Zwischen Souveränität und Verletzlichkeit: Aufsehenerregendes Labeldebüt des jungen Pianisten Pavel Kolesnikov

von Rainer Aschemeier  •  6. Juni 2014
Katalog-Nr.: CDA68028 / EAN: 034571280288

Kolesnikov betont im Booklet des Albums, als wie innig und verletzlich er diese Musik empfindet – fast „zu schade für eine große Konzerthalle“, wie er es formuliert. Da schreibt jemand tatsächlich, er könne sich vorstellen, die CD sei vielleicht besser noch als das Live-Konzert das geeignete Medium, um eine besonders intime Verbindung zwischen Ausführendem und Hörer herzustellen.

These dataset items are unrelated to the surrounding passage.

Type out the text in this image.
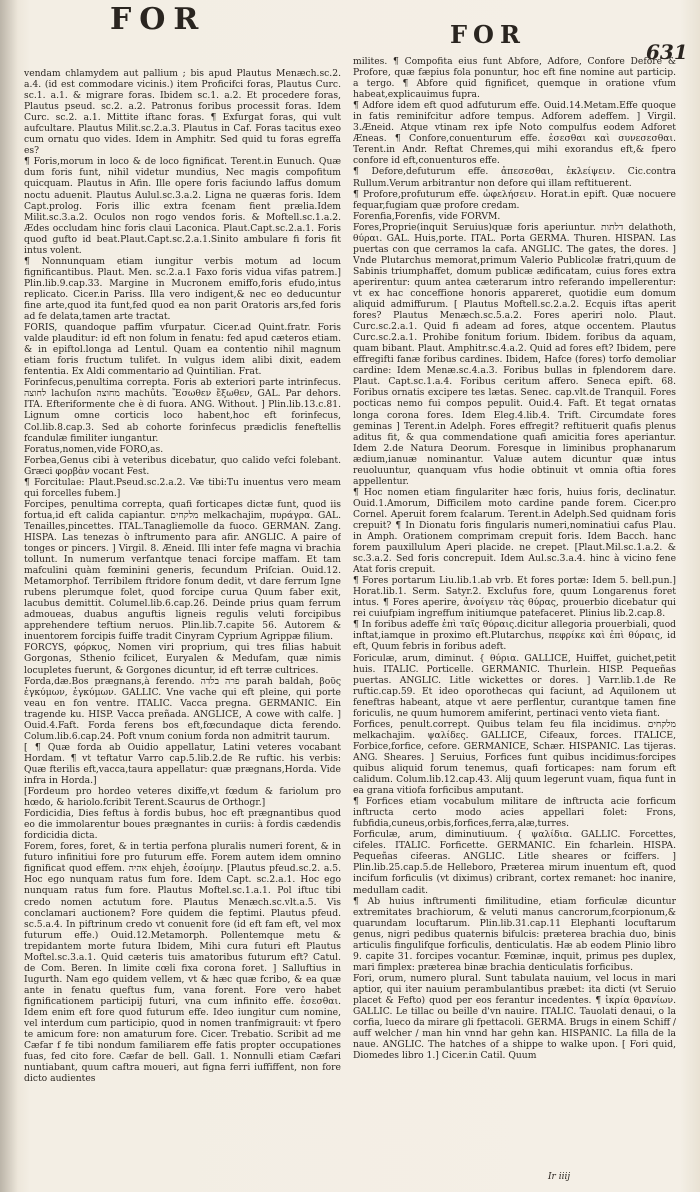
FOR	FOR
631

vendam chlamydem aut pallium ; bis apud Plautus Menæch.sc.2. a.4. (id est commodare vicinis.) item Proficifci foras, Plautus Curc. sc.1. a.1. & migrare foras. Ibidem sc.1. a.2. Et procedere foras, Plautus pseud. sc.2. a.2. Patronus foribus processit foras. Idem Curc. sc.2. a.1. Mittite iftanc foras. ¶ Exfurgat foras, qui vult aufcultare. Plautus Milit.sc.2.a.3. Plautus in Caf. Foras tacitus exeo cum ornatu quo vides. Idem in Amphitr. Sed quid tu foras egreffa es?

¶ Foris,morum in loco & de loco fignificat. Terent.in Eunuch. Quæ dum foris funt, nihil videtur mundius, Nec magis compofitum quicquam. Plautus in Afin. Ille opere foris faciundo laffus domum noctu aduenit. Plautus Aulul.sc.3.a.2. Ligna ne quæras foris. Idem Capt.prolog. Foris illic extra fcenam fient prælia.Idem Milit.sc.3.a.2. Oculos non rogo vendos foris. & Moftell.sc.1.a.2. Ædes occludam hinc foris claui Laconica. Plaut.Capt.sc.2.a.1. Foris quod gufto id beat.Plaut.Capt.sc.2.a.1.Sinito ambulare fi foris fit intus volent.

¶ Nonnunquam etiam iungitur verbis motum ad locum fignificantibus. Plaut. Men. sc.2.a.1 Faxo foris vidua vifas patrem.] Plin.lib.9.cap.33. Margine in Mucronem emiffo,foris efudo,intus replicato. Cicer.in Pariss. Illa vero indigent,& nec eo deducuntur fine arte,quod ita funt,fed quod ea non parit Oratoris ars,fed foris ad fe delata,tamen arte tractat.

FORIS, quandoque paffim vfurpatur. Cicer.ad Quint.fratr. Foris valde plauditur: id eft non folum in fenatu: fed apud cæteros etiam. & in epiftol.longa ad Lentul. Quam ea contentio nihil magnum etiam foris fructum tulifet. In vulgus idem alibi dixit, eadem fententia. Ex Aldi commentario ad Quintilian. Frat.

Forinfecus,penultima correpta. Foris ab exteriori parte intrinfecus. לחוצה lachuſon מחוצה machûts. Ἔσωθεν ἔξωθεν, GAL. Par dehors. ITA. Efteriformente che è di fuora. ANG. Without. ] Plin.lib.13.c.81. Lignum omne corticis loco habent,hoc eft forinfecus, Col.lib.8.cap.3. Sed ab cohorte forinfecus prædiclis feneftellis fcandulæ fimiliter iungantur.

Foratus,nomen,vide FORO,as.

Forbea,Genus cibi à veteribus dicebatur, quo calido vefci folebant. Græci φορβὰν vocant Fest.

¶ Forcitulae: Plaut.Pseud.sc.2.a.2. Væ tibi:Tu inuentus vero meam qui forcelles fubem.]

Forcipes, penultima correpta, quafi forticapes dictæ funt, quod iis fortua,id eft calida capiantur. מלקחים melkachajim, πυράγρα. GAL. Tenailles,pincettes. ITAL.Tanagliemolle da fuoco. GERMAN. Zang. HISPA. Las tenezas ò inftrumento para afir. ANGLIC. A paire of tonges or pincers. ] Virgil. 8. Æneid. Illi inter fefe magna vi brachia tollunt. In numerum verfantque tenaci forcipe maffam. Et tam mafculini quàm fœminini generis, fecundum Priſcian. Ouid.12. Metamorphof. Terribilem ftridore fonum dedit, vt dare ferrum Igne rubens plerumque folet, quod forcipe curua Quum faber exit, lacubus demittit. Columel.lib.6.cap.26. Deinde prius quam ferrum admoueas, duabus anguftis ligneis regulis veluti forcipibus apprehendere teftium neruos. Plin.lib.7.capite 56. Autorem & inuentorem forcipis fuiffe tradit Cinyram Cyprium Agrippæ filium.

FORCYS, φόρκυς, Nomen viri proprium, qui tres filias habuit Gorgonas, Sthenio fcilicet, Euryalen & Medufam, quæ nimis locupletes fuerunt, & Gorgones dicuntur, id eft terræ cultrices.

Forda,dæ.Bos prægnans,à ferendo. פרה בלדה parah baldah, βοῦς ἐγκύμων, ἐγκύμων. GALLIC. Vne vache qui eft pleine, qui porte veau en fon ventre. ITALIC. Vacca pregna. GERMANIC. Ein tragende ku. HISP. Vacca preñada. ANGLICE, A cowe with calfe. ] Ouid.4.Faft. Forda ferens bos eft,fœcundaque dicta ferendo. Colum.lib.6.cap.24. Poft vnum conium forda non admitrit taurum.

[ ¶ Quæ forda ab Ouidio appellatur, Latini veteres vocabant Hordam. ¶ vt teftatur Varro cap.5.lib.2.de Re ruftic. his verbis: Quæ fterilis eft,vacca,taura appellatur: quæ prægnans,Horda. Vide infra in Horda.]

[Fordeum pro hordeo veteres dixiffe,vt fœdum & fariolum pro hœdo, & hariolo.fcribit Terent.Scaurus de Orthogr.]

Fordicidia, Dies feftus à fordis bubus, hoc eft prægnantibus quod eo die immolarentur boues prægnantes in curiis: à fordis cædendis fordicidia dicta.

Forem, fores, foret, & in tertia perfona pluralis numeri forent, & in futuro infinitiui fore pro futurum effe. Forem autem idem omnino fignificat quod effem. אהיה ehjeh, ἐσοίμην. [Plautus pfeud.sc.2. a.5. Hoc ego nunquam ratus fum fore. Idem Capt. sc.2.a.1. Hoc ego nunquam ratus fum fore. Plautus Moftel.sc.1.a.1. Pol iftuc tibi credo nomen actutum fore. Plautus Menæch.sc.vlt.a.5. Vis conclamari auctionem? Fore quidem die feptimi. Plautus pfeud. sc.5.a.4. In piftrinum credo vt conuenit fore (id eft fam eft, vel mox futurum effe.) Ouid.12.Metamorph. Pollentemque metu & trepidantem morte futura Ibidem, Mihi cura futuri eft Plautus Moftel.sc.3.a.1. Quid cæteris tuis amatoribus futurum eft? Catul. de Com. Beren. In limite cœli fixa corona foret. ] Salluftius in Iugurth. Nam ego quidem vellem, vt & hæc quæ fcribo, & ea quæ ante in fenatu queftus fum, vana forent. Fore vero habet fignificationem participij futuri, vna cum infinito effe. ἐσεσθαι. Idem enim eft fore quod futurum effe. Ideo iungitur cum nomine, vel interdum cum participio, quod in nomen tranfmigrauit: vt fpero te amicum fore: non amaturum fore. Cicer. Trebatio. Scribit ad me Cæfar f fe tibi nondum familiarem effe fatis propter occupationes fuas, fed cito fore. Cæfar de bell. Gall. 1. Nonnulli etiam Cæfari nuntiabant, quum caftra moueri, aut figna ferri iuffiffent, non fore dicto audientes

milites. ¶ Compofita eius funt Abfore, Adfore, Confore Defore & Profore, quæ fæpius fola ponuntur, hoc eft fine nomine aut particip. a tergo. ¶ Abfore quid fignificet, quemque in oratione vfum habeat,explicauimus fupra.

¶ Adfore idem eft quod adfuturum effe. Ouid.14.Metam.Effe quoque in fatis reminifcitur adfore tempus. Adforem adeffem. ] Virgil. 3.Æneid. Atque vtinam rex ipfe Noto compulfus eodem Adforet Æneas. ¶ Confore,conuenturum effe. ἐσεσθαι καὶ συνεσεσθαι. Terent.in Andr. Reftat Chremes,qui mihi exorandus eft,& fpero confore id eft,conuenturos effe.

¶ Defore,defuturum effe. ἀπεσεσθαι, ἐκλείψειν. Cic.contra Rullum.Verum arbitrantur non defore qui illam reftituerent.

¶ Profore,profuturum effe. ὠφελήσειν. Horat.in epift. Quæ nocuere fequar,fugiam quæ profore credam.

Forenfia,Forenfis, vide FORVM.

Fores,Proprie(inquit Seruius)quæ foris aperiuntur. דלתות delathoth, θύραι. GAL. Huis,porte. ITAL. Porta GERMA. Thuren. HISPAN. Las puertas con que cerramos la cafa. ANGLIC. The gates, the dores. ] Vnde Plutarchus memorat,primum Valerio Publicolæ fratri,quum de Sabinis triumphaffet, domum publicæ ædificatam, cuius fores extra aperirentur: quum antea cæterarum intro referando impellerentur: vt ex hac conceffione honoris appareret, quotidie eum domum aliquid admiffurum. [ Plautus Moftell.sc.2.a.2. Ecquis iftas aperit fores? Plautus Menæch.sc.5.a.2. Fores aperiri nolo. Plaut. Curc.sc.2.a.1. Quid fi adeam ad fores, atque occentem. Plautus Curc.sc.2.a.1. Prohibe fonitum forium. Ibidem. foribus da aquam, quam bibant. Plaut. Amphitr.sc.4.a.2. Quid ad fores eft? Ibidem, pere effregifti fanæ foribus cardines. Ibidem, Hafce (fores) torfo demoliar cardine: Idem Menæ.sc.4.a.3. Foribus bullas in fplendorem dare. Plaut. Capt.sc.1.a.4. Foribus ceritum affero. Seneca epift. 68. Foribus ornatis excipere tes lætas. Senec. cap.vlt.de Tranquil. Fores pocticas nemo fui compos pepulit. Ouid.4. Faft. Et tegat ornatas longa corona fores. Idem Eleg.4.lib.4. Trift. Circumdate fores geminas ] Terent.in Adelph. Fores effregit? reftituerit quafis plenus aditus fit, & qua commendatione quafi amicitia fores aperiantur. Idem 2.de Natura Deorum. Foresque in liminibus prophanarum ædium,ianuæ nominantur. Valuæ autem dicuntur quæ intus reuoluuntur, quanquam vfus hodie obtinuit vt omnia oftia fores appellentur.

¶ Hoc nomen etiam fingulariter hæc foris, huius foris, declinatur. Ouid.1.Amorum, Difficilem moto cardine pande forem. Cicer.pro Cornel. Aperuit forem fcalarum. Terent.in Adelph.Sed quidnam foris crepuit? ¶ In Dionatu foris fingularis numeri,nominatiui cafus Plau. in Amph. Orationem comprimam crepuit foris. Idem Bacch. hanc forem pauxillulum Aperi placide. ne crepet. [Plaut.Mil.sc.1.a.2. & sc.3.a.2. Sed foris concrepuit. Idem Aul.sc.3.a.4. hinc à vicino fene Atat foris crepuit.

¶ Fores portarum Liu.lib.1.ab vrb. Et fores portæ: Idem 5. bell.pun.] Horat.lib.1. Serm. Satyr.2. Exclufus fore, quum Longarenus foret intus. ¶ Fores aperire, ἀνοίγειν τὰς θύρας, prouerbio dicebatur qui rei cuiufpiam ingreffum initiumque patefaceret. Plinius lib.2.cap.8.

¶ In foribus adeffe ἐπὶ ταῖς θύραις.dicitur allegoria prouerbiali, quod inftat,iamque in proximo eft.Plutarchus, πεφρίκε καὶ ἐπὶ θύραις, id eft, Quum febris in foribus adeft.

Foriculæ, arum, diminut. { θύρια. GALLICE, Huiffet, guichet,petit huis. ITALIC. Porticelle. GERMANIC. Thurlein. HISP. Pequeñas puertas. ANGLIC. Litle wickettes or dores. ] Varr.lib.1.de Re ruftic.cap.59. Et ideo oporothecas qui faciunt, ad Aquilonem ut feneftras habeant, atque vt aere perflentur, curantque tamen fine foriculis, ne quum humorem amiferint, pertinaci vento vieta fiant.

Forfices, penult.corrept. Quibus telam feu fila incidimus. מלקחים melkachajim. ψαλίδες. GALLICE, Cifeaux, forces. ITALICE, Forbice,forfice, cefore. GERMANICE, Schær. HISPANIC. Las tijeras. ANG. Sheares. ] Seruius, Forfices funt quibus incidimus:forcipes quibus aliquid forum tenemus, quafi forticapes: nam forum eft calidum. Colum.lib.12.cap.43. Alij quum legerunt vuam, fiqua funt in ea grana vitiofa forficibus amputant.

¶ Forfices etiam vocabulum militare de inftructa acie forficum inftructa certo modo acies appellari folet: Frons, fubfidia,cuneus,orbis,forfices,ferra,alæ,turres.

Forficulæ, arum, diminutiuum. { ψαλίδια. GALLIC. Forcettes, cifeles. ITALIC. Forficette. GERMANIC. Ein fcharlein. HISPA. Pequeñas cifeeras. ANGLIC. Litle sheares or fciffers. ] Plin.lib.25.cap.5.de Helleboro, Præterea mirum inuentum eft, quod incifum forficulis (vt diximus) cribrant, cortex remanet: hoc inanire, medullam cadit.

¶ Ab huius inftrumenti fimilitudine, etiam forficulæ dicuntur extremitates brachiorum, & veluti manus cancrorum,fcorpionum,& quarundam locuftarum. Plin.lib.31.cap.11 Elephanti locuftarum genus, nigri pedibus quaternis bifulcis: præterea brachia duo, binis articulis fingulifque forficulis, denticulatis. Hæ ab eodem Plinio libro 9. capite 31. forcipes vocantur. Fœminæ, inquit, primus pes duplex, mari fimplex: præterea binæ brachia denticulatis forficibus.

Fori, orum, numero plural. Sunt tabulata nauium, vel locus in mari aptior, qui iter nauium perambulantibus præbet: ita dicti (vt Seruio placet & Fefto) quod per eos ferantur incedentes. ¶ ἰκρία θρανίων. GALLIC. Le tillac ou beille d'vn nauire. ITALIC. Tauolati denaui, o la corfia, lueco da mirare gli fpettacoli. GERMA. Brugs in einem Schiff / auff welcher / man hin vnnd har gehn kan. HISPANIC. La filla de la naue. ANGLIC. The hatches of a shippe to walke upon. [ Fori quid, Diomedes libro 1.] Cicer.in Catil. Quum

Ir iiij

Das ist heutzutage, wo fast alle jungen Interpreten nimmermüde betonen, wie sehr sie die Livesituation der scheinbar so sterilen Studioatmosphäre vorziehen, ein beinahe mutiges Statement, das durchaus an die ästhetischen Vorstellungen eines Glenn Gould gemahnt, der einmal gesagt haben soll, sein Traum wäre es, 365 Tage im Jahr in einem Tonstudio Klavier spielen zu können.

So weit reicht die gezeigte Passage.